Let $A\in\mathbb R^{m\times m}$ be a symmetric positive definite matrix, so that $x^\ast Ax>0$ for all $x\in\mathbb R^{m\times 1}\backslash{\vec 0}$. The matrix $A$ induces a matrix norm defined by $\lVert x \rVert_A = \sqrt{x^\ast A x}$, sometimes called the operator norm or the energy norm. The method of conjugate gradients build the Krylov subspaces $\mathcal K_n$ as GMRES and Arnoldi iteration do, but it doesn't minimize the residual at each step, instead minimizing the "energy norm" of the error $\lVert x-x_n\rVert_A$ when computing a solution to the system $Ax=b$.

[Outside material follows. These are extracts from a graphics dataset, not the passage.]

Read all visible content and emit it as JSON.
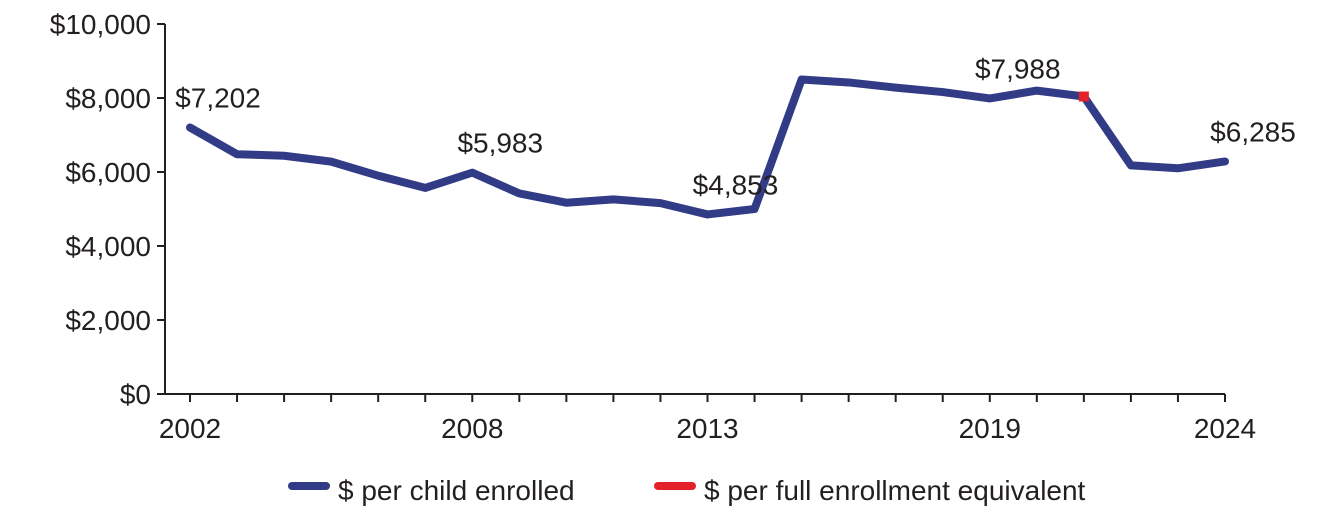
{
  "chart_data": {
    "type": "line",
    "x": [
      2002,
      2003,
      2004,
      2005,
      2006,
      2007,
      2008,
      2009,
      2010,
      2011,
      2012,
      2013,
      2014,
      2015,
      2016,
      2017,
      2018,
      2019,
      2020,
      2021,
      2022,
      2023,
      2024
    ],
    "series": [
      {
        "name": "$ per child enrolled",
        "color": "#323b86",
        "values": [
          7202,
          6480,
          6440,
          6280,
          5900,
          5570,
          5983,
          5420,
          5170,
          5260,
          5160,
          4853,
          5000,
          8500,
          8420,
          8280,
          8160,
          7988,
          8200,
          8040,
          6180,
          6100,
          6285
        ]
      },
      {
        "name": "$ per full enrollment equivalent",
        "color": "#e42129",
        "values": [
          null,
          null,
          null,
          null,
          null,
          null,
          null,
          null,
          null,
          null,
          null,
          null,
          null,
          null,
          null,
          null,
          null,
          null,
          null,
          8040,
          null,
          null,
          null
        ]
      }
    ],
    "ylim": [
      0,
      10000
    ],
    "yticks": [
      "$0",
      "$2,000",
      "$4,000",
      "$6,000",
      "$8,000",
      "$10,000"
    ],
    "yticks_values": [
      0,
      2000,
      4000,
      6000,
      8000,
      10000
    ],
    "xtick_labels": [
      "2002",
      "2008",
      "2013",
      "2019",
      "2024"
    ],
    "xtick_label_values": [
      2002,
      2008,
      2013,
      2019,
      2024
    ],
    "annotations": [
      {
        "x": 2002,
        "text": "$7,202"
      },
      {
        "x": 2008,
        "text": "$5,983"
      },
      {
        "x": 2013,
        "text": "$4,853"
      },
      {
        "x": 2019,
        "text": "$7,988"
      },
      {
        "x": 2024,
        "text": "$6,285"
      }
    ],
    "legend": {
      "placement": "bottom-center",
      "items": [
        "$ per child enrolled",
        "$ per full enrollment equivalent"
      ]
    },
    "grid": false
  }
}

The CG algorithm is as follows:

1. $x_0=0, r_0=b, p_0=r_0$
2. For $n=1,2,3,\cdots$
1. $\alpha_n = r_{n-1}^\ast r_{n-1}/(p_{n-1}^\ast Ap_{n-1})$
2. $x_n=x_{n-1}+\alpha_n p_{n-1}$
3. $r_n=r_{n-1}-\alpha_n A p_{n-1}$
4. if $\lVert r_n\rVert_2<\text{tolerance}$: halt
5. $\beta_n = r_n^\ast r_n/(r_{n-1}^\ast r_{n-1})$
6. $p_n=r_n+\beta_n p_{n-1}$

Here is a guide of what these steps intuitively represent:

1. Initializes variables
2. Loop...
1. Computes the "step length" $\alpha$
2. Update the solution estimate by stepping length $\alpha$ in the "search direction" $p$
3. Calculates the residual
4. Halts when the residual is sufficiently small
5. Computes a coefficient $\beta$, in order to...
6. ...calculate a new search direction $p$ orthogonal to the previous direction

If $A$ is dense, then one iteration is $\mathcal O(m^2)$, whereas if $A$ is sparse, then one iteration can be as cheap as $\mathcal O(m)$.